Any formulation design and development program for a poorly water-soluble compound should start with a proper assessment of its solubility in biorelevant media as well as in pharmaceutical excipients. The dose-to-solubility ratio is a critical driver of technology selection. In addition, information of a compound’s solubility in pharmaceutical excipients is crucial to establishing its formulate-ability.

During this phase, we also assess the compound’s susceptibility to undergo physical or chemical changes on contact with the vehicle or medium of interest.

In this phase, we map out the formulation options based on the compound’s solubility profile. We construct prototype formulations and assess these for physical and or chemical stability. In addition, prototype formulations are assessed for their ability to enhance dissolution rate and/or apparent solubility via one or more state-of-the-art dissolution tests.

We rarely employ compendial dissolution tests at Harpago, as these fail to incorporate the complex, dynamic conditions of the human gastrointestinal tract. We continuously update our in vitro dissolution tools according to the very rapidly evolving state of the art in this field. We typically use a tiered approach, whereby formulations are subjected to increased levels of ‘stress’ (in terms of pH, mixing conditions or media volume) to identify those prototypes that perform robustly across the broadest range of conditions.

We have embraced the use of physiology-based pharmacokinetic models to guide formulation design. The solubility and dissolution information gathered experimentally gets fed into our in-silico models, which allows us to dramatically reduce the level of lab experiments and to make more informed formulation selection decisions.

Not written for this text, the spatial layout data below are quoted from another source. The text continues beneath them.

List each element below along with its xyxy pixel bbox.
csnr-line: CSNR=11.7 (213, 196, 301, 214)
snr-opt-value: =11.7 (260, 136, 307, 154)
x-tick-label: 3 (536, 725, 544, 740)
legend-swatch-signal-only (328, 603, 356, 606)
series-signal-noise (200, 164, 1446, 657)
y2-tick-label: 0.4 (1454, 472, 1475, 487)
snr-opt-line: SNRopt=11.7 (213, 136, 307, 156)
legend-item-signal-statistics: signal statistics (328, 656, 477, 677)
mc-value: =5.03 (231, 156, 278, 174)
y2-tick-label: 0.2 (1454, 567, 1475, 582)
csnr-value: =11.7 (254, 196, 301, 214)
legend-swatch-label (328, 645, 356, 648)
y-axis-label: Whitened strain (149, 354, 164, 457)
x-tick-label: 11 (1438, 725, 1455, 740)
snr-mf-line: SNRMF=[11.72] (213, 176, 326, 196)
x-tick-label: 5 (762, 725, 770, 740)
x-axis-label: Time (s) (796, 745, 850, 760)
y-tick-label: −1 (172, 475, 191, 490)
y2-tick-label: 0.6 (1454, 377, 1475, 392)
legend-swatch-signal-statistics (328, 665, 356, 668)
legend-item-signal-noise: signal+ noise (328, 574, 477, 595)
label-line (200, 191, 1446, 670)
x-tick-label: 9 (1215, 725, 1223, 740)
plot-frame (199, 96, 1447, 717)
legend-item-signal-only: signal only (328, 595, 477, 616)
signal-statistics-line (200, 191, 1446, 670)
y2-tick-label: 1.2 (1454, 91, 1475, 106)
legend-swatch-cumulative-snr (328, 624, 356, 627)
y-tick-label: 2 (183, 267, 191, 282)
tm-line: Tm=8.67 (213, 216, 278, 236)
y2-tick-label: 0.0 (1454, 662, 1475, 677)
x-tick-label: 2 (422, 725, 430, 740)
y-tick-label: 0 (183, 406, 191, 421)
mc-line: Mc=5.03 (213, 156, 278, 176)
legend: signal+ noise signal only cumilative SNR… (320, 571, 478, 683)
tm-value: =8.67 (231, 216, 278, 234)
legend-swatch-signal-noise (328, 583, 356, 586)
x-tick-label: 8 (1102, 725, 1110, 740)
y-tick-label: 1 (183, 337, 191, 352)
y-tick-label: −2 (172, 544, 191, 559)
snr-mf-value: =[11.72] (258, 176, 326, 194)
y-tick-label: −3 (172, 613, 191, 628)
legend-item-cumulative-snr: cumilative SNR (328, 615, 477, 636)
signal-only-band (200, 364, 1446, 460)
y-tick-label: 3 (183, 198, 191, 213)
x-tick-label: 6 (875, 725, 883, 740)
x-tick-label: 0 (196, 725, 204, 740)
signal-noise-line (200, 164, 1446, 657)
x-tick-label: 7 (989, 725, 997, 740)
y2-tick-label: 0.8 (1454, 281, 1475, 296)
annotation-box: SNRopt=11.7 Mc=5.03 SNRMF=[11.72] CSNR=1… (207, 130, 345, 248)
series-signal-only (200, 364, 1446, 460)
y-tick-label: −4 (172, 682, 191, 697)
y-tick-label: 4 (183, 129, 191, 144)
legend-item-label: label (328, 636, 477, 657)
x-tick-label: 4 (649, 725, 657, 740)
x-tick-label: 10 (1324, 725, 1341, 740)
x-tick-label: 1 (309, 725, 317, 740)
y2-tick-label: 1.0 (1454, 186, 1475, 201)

Only when we have built enough confidence that a formulation will provide the right level of solubility and bioavailability enhancement, we progress a formulation into development. In this phase, we process our prototype formulations into dosage forms suited for preclinical or early clinical use. These finished dosage forms are then again rigorously assessed for performance (solubility and dissolution enhancement) and physical and chemical stability.

Formulations passing all quality controls are subsequently manufactured to support preclinical or early clinical trials.